In altre parole il modello dell’atomo di Bohr pecca ancora, almeno nelle premesse, di “classicità” ma a questo punto vorrei abbandonare questo tipo di disquisizione, che ci porterebbe troppo lontano, per proporre al lettore una considerazione di tipo filosofico che per me ha dello straordinario.  Scrive Lewis S.Feuer, infatti, che «la teoria dell’atomo di idrogeno di Bohr può essere vista da un punto di vista psicologico come la proiezione della dialettica qualitativa di Kierkegaard».

Søren Kierkegaard, il padre dell’esistenzialismo, era conterraneo di Bohr (entrambi erano nativi di Copenaghen) e quest’ultimo, guarda caso, fu un suo appassionato lettore. Mentre stava preparando la tesi di laurea, Bohr scrisse a suo fratello che la lettura di Un frammento di vita di Kierkegaard «mi ha procurato molto piacere» e «credo perfino che sia una delle cose migliori che abbia mai letto». Secondo la filosofia di Kierkegaard l’evoluzione spirituale di un uomo si realizza attraverso tre “stadi” (estetico, etico e religioso) e il passaggio da uno stadio all’altro avviene attraverso un “salto”, vale a dire una transizione discontinua non spiegabile razionalmente.

Ma questa categoria del salto ci rimanda ai salti degli elettroni da un’orbita all’altra sicché è lecito pensare che Bohr, nella sua formulazione, possa essere stato influenzato dalle «transizioni brusche e inspiegabili» dell’io di Kierkegaard.

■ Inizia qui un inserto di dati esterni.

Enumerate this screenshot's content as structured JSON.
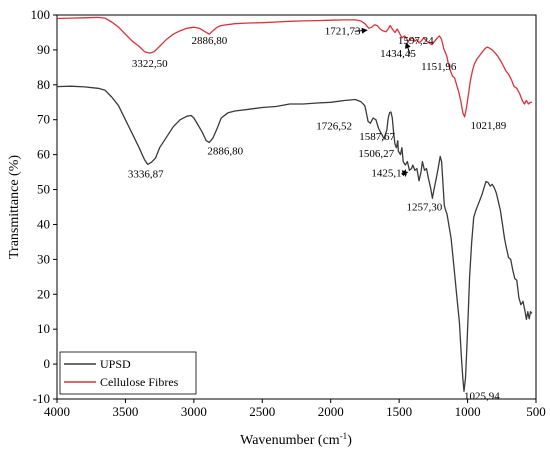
{
  "chart_data": {
    "type": "line",
    "xlabel": "Wavenumber (cm",
    "xlabel_sup": "-1",
    "xlabel_end": ")",
    "ylabel": "Transmittance (%)",
    "xlim": [
      4000,
      500
    ],
    "ylim": [
      -10,
      100
    ],
    "x_reversed": true,
    "xticks": [
      4000,
      3500,
      3000,
      2500,
      2000,
      1500,
      1000,
      500
    ],
    "yticks": [
      -10,
      0,
      10,
      20,
      30,
      40,
      50,
      60,
      70,
      80,
      90,
      100
    ],
    "legend_position": "bottom-left",
    "series": [
      {
        "name": "UPSD",
        "color": "#3a3a3a",
        "points": [
          [
            4000,
            79.5
          ],
          [
            3900,
            79.6
          ],
          [
            3800,
            79.4
          ],
          [
            3700,
            79.0
          ],
          [
            3650,
            78.5
          ],
          [
            3600,
            76.5
          ],
          [
            3550,
            74
          ],
          [
            3500,
            70
          ],
          [
            3450,
            66
          ],
          [
            3400,
            62
          ],
          [
            3360,
            58.5
          ],
          [
            3337,
            57.2
          ],
          [
            3310,
            57.8
          ],
          [
            3280,
            59
          ],
          [
            3250,
            62
          ],
          [
            3200,
            65
          ],
          [
            3150,
            68
          ],
          [
            3100,
            70
          ],
          [
            3050,
            71
          ],
          [
            3020,
            71.2
          ],
          [
            3000,
            70.5
          ],
          [
            2970,
            68.5
          ],
          [
            2940,
            66.5
          ],
          [
            2910,
            64
          ],
          [
            2887,
            63.5
          ],
          [
            2860,
            64.8
          ],
          [
            2830,
            67.5
          ],
          [
            2800,
            70.5
          ],
          [
            2750,
            72
          ],
          [
            2700,
            72.5
          ],
          [
            2600,
            73
          ],
          [
            2500,
            73.5
          ],
          [
            2400,
            73.8
          ],
          [
            2300,
            74.5
          ],
          [
            2200,
            74.5
          ],
          [
            2100,
            74.8
          ],
          [
            2000,
            75
          ],
          [
            1900,
            75.5
          ],
          [
            1820,
            75.8
          ],
          [
            1780,
            75.2
          ],
          [
            1750,
            74
          ],
          [
            1727,
            69.5
          ],
          [
            1710,
            69
          ],
          [
            1690,
            70.5
          ],
          [
            1670,
            70
          ],
          [
            1650,
            67.5
          ],
          [
            1630,
            66
          ],
          [
            1610,
            64.5
          ],
          [
            1590,
            67
          ],
          [
            1580,
            70.5
          ],
          [
            1570,
            72
          ],
          [
            1560,
            72.2
          ],
          [
            1550,
            70.5
          ],
          [
            1540,
            66
          ],
          [
            1530,
            63
          ],
          [
            1520,
            62
          ],
          [
            1510,
            64
          ],
          [
            1506,
            61
          ],
          [
            1490,
            60
          ],
          [
            1480,
            62
          ],
          [
            1470,
            58
          ],
          [
            1455,
            57
          ],
          [
            1440,
            58
          ],
          [
            1425,
            55.5
          ],
          [
            1410,
            56
          ],
          [
            1400,
            57
          ],
          [
            1385,
            55.5
          ],
          [
            1370,
            56
          ],
          [
            1355,
            52.5
          ],
          [
            1340,
            55
          ],
          [
            1330,
            58
          ],
          [
            1315,
            55.5
          ],
          [
            1300,
            56
          ],
          [
            1285,
            53
          ],
          [
            1270,
            50.5
          ],
          [
            1257,
            47.5
          ],
          [
            1245,
            50
          ],
          [
            1230,
            53
          ],
          [
            1215,
            56
          ],
          [
            1200,
            59.5
          ],
          [
            1190,
            58
          ],
          [
            1180,
            52
          ],
          [
            1170,
            45.5
          ],
          [
            1160,
            44
          ],
          [
            1150,
            43
          ],
          [
            1120,
            36
          ],
          [
            1100,
            28
          ],
          [
            1080,
            20
          ],
          [
            1060,
            12
          ],
          [
            1045,
            2
          ],
          [
            1035,
            -4
          ],
          [
            1026,
            -7.8
          ],
          [
            1015,
            -4
          ],
          [
            1005,
            5
          ],
          [
            995,
            15
          ],
          [
            985,
            25
          ],
          [
            970,
            35
          ],
          [
            955,
            42
          ],
          [
            940,
            44
          ],
          [
            925,
            45.5
          ],
          [
            910,
            47
          ],
          [
            895,
            48.5
          ],
          [
            880,
            50.5
          ],
          [
            865,
            52.3
          ],
          [
            850,
            52
          ],
          [
            835,
            51
          ],
          [
            820,
            51.5
          ],
          [
            805,
            50.5
          ],
          [
            790,
            49
          ],
          [
            775,
            46.5
          ],
          [
            760,
            44
          ],
          [
            745,
            40
          ],
          [
            730,
            36
          ],
          [
            715,
            33
          ],
          [
            700,
            30.5
          ],
          [
            685,
            30
          ],
          [
            670,
            27
          ],
          [
            655,
            24.5
          ],
          [
            640,
            24
          ],
          [
            625,
            19
          ],
          [
            610,
            17
          ],
          [
            595,
            18
          ],
          [
            580,
            15
          ],
          [
            570,
            12.8
          ],
          [
            560,
            15
          ],
          [
            550,
            13
          ],
          [
            540,
            15
          ],
          [
            530,
            14.5
          ]
        ]
      },
      {
        "name": "Cellulose Fibres",
        "color": "#d9333b",
        "points": [
          [
            4000,
            99
          ],
          [
            3900,
            99.1
          ],
          [
            3800,
            99.2
          ],
          [
            3700,
            99.3
          ],
          [
            3650,
            99.1
          ],
          [
            3600,
            98
          ],
          [
            3550,
            96.5
          ],
          [
            3500,
            94.5
          ],
          [
            3450,
            92.5
          ],
          [
            3400,
            91
          ],
          [
            3360,
            89.5
          ],
          [
            3323,
            89.1
          ],
          [
            3290,
            89.5
          ],
          [
            3250,
            91
          ],
          [
            3200,
            93
          ],
          [
            3150,
            94.5
          ],
          [
            3100,
            95.5
          ],
          [
            3050,
            96.2
          ],
          [
            3000,
            96.5
          ],
          [
            2960,
            96.2
          ],
          [
            2930,
            95.5
          ],
          [
            2900,
            94.8
          ],
          [
            2887,
            94.5
          ],
          [
            2860,
            95.5
          ],
          [
            2830,
            96.5
          ],
          [
            2800,
            97
          ],
          [
            2700,
            97.5
          ],
          [
            2600,
            97.7
          ],
          [
            2500,
            97.8
          ],
          [
            2400,
            98
          ],
          [
            2300,
            98.2
          ],
          [
            2200,
            98.3
          ],
          [
            2100,
            98.4
          ],
          [
            2000,
            98.5
          ],
          [
            1900,
            98.6
          ],
          [
            1820,
            98.6
          ],
          [
            1780,
            98.3
          ],
          [
            1750,
            97.5
          ],
          [
            1722,
            96.2
          ],
          [
            1700,
            96.5
          ],
          [
            1680,
            97.2
          ],
          [
            1660,
            97
          ],
          [
            1640,
            96
          ],
          [
            1620,
            95.5
          ],
          [
            1597,
            95.2
          ],
          [
            1580,
            96
          ],
          [
            1565,
            97
          ],
          [
            1550,
            96
          ],
          [
            1530,
            95
          ],
          [
            1515,
            96
          ],
          [
            1500,
            95
          ],
          [
            1480,
            93.5
          ],
          [
            1460,
            94
          ],
          [
            1434,
            92.5
          ],
          [
            1420,
            93
          ],
          [
            1400,
            93.5
          ],
          [
            1385,
            92.5
          ],
          [
            1370,
            93
          ],
          [
            1355,
            92
          ],
          [
            1340,
            92.5
          ],
          [
            1320,
            93.5
          ],
          [
            1300,
            92.5
          ],
          [
            1280,
            92
          ],
          [
            1260,
            91.5
          ],
          [
            1240,
            92.5
          ],
          [
            1220,
            93.5
          ],
          [
            1205,
            94
          ],
          [
            1190,
            93
          ],
          [
            1175,
            90.5
          ],
          [
            1160,
            89
          ],
          [
            1152,
            88.2
          ],
          [
            1140,
            86
          ],
          [
            1125,
            84
          ],
          [
            1110,
            82.5
          ],
          [
            1095,
            82
          ],
          [
            1080,
            80
          ],
          [
            1065,
            78
          ],
          [
            1050,
            75.5
          ],
          [
            1035,
            72
          ],
          [
            1022,
            70.8
          ],
          [
            1010,
            73
          ],
          [
            995,
            77
          ],
          [
            980,
            81
          ],
          [
            965,
            84
          ],
          [
            950,
            86
          ],
          [
            930,
            87.5
          ],
          [
            910,
            88.5
          ],
          [
            890,
            89.5
          ],
          [
            870,
            90.5
          ],
          [
            855,
            90.8
          ],
          [
            840,
            90.5
          ],
          [
            820,
            90
          ],
          [
            800,
            89.2
          ],
          [
            780,
            88.2
          ],
          [
            760,
            87
          ],
          [
            740,
            85.5
          ],
          [
            720,
            84
          ],
          [
            700,
            83
          ],
          [
            680,
            81.5
          ],
          [
            660,
            79.5
          ],
          [
            640,
            79
          ],
          [
            620,
            77.5
          ],
          [
            600,
            75.5
          ],
          [
            585,
            74.5
          ],
          [
            570,
            75.5
          ],
          [
            555,
            74.5
          ],
          [
            540,
            75
          ],
          [
            530,
            75
          ]
        ]
      }
    ],
    "annotations": [
      {
        "text": "3322,50",
        "x": 3322,
        "y": 89.1,
        "series": "Cellulose Fibres"
      },
      {
        "text": "2886,80",
        "x": 2887,
        "y": 94.5,
        "series": "Cellulose Fibres"
      },
      {
        "text": "1721,73",
        "x": 1722,
        "y": 96.2,
        "series": "Cellulose Fibres"
      },
      {
        "text": "1597,24",
        "x": 1597,
        "y": 95.2,
        "series": "Cellulose Fibres"
      },
      {
        "text": "1434,45",
        "x": 1434,
        "y": 92.5,
        "series": "Cellulose Fibres"
      },
      {
        "text": "1151,96",
        "x": 1152,
        "y": 88.2,
        "series": "Cellulose Fibres"
      },
      {
        "text": "1021,89",
        "x": 1022,
        "y": 70.8,
        "series": "Cellulose Fibres"
      },
      {
        "text": "3336,87",
        "x": 3337,
        "y": 57.2,
        "series": "UPSD"
      },
      {
        "text": "2886,80",
        "x": 2887,
        "y": 63.5,
        "series": "UPSD"
      },
      {
        "text": "1726,52",
        "x": 1727,
        "y": 69.5,
        "series": "UPSD"
      },
      {
        "text": "1587,67",
        "x": 1587,
        "y": 67,
        "series": "UPSD"
      },
      {
        "text": "1506,27",
        "x": 1506,
        "y": 61,
        "series": "UPSD"
      },
      {
        "text": "1425,14",
        "x": 1425,
        "y": 55.5,
        "series": "UPSD"
      },
      {
        "text": "1257,30",
        "x": 1257,
        "y": 47.5,
        "series": "UPSD"
      },
      {
        "text": "1025,94",
        "x": 1026,
        "y": -7.8,
        "series": "UPSD"
      }
    ]
  }
}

Ma il pensiero di Kierkegaard avrebbe influenzato Bohr anche nella formulazione del suo famoso “principio di complementarietà” secondo il quale il duplice aspetto onda-corpuscolo non poteva essere osservato contemporaneamente durante lo stesso esperimento perché un aspetto escludeva l’altro.

Per dirla in termini kierkegaardiani ci troviamo di fronte a un vero “aut aut” e Bohr, operando una scelta fra le rappresentazioni complementari, «recitava un dramma kierkegaardiano nella teoria dei quanti». Tutte queste considerazioni potrebbero far storcere il naso a qualcuno ma resta pur sempre il fatto che si tratta di accostamenti intriganti che gettano comunque un ponte fra la fisica e la filosofia. E nel nostro caso specifico tutto questo è oltremodo interessante se pensiamo che il modello dell’atomo di Bohr fu proposto nel 1913, vale a dire nello stesso anno in cui ricorreva il primo centenario della nascita di Kierkegaard.

Oggi, dunque, il calendario ci offre l’opportunità di ricordare il centenario del modello di Bohr (1913) e il bicentenario di Kierkegaard (1813) mettendo assieme fisica e filosofia, un’opportunità straordinaria e un bellissimo esempio di interdisciplinarietà.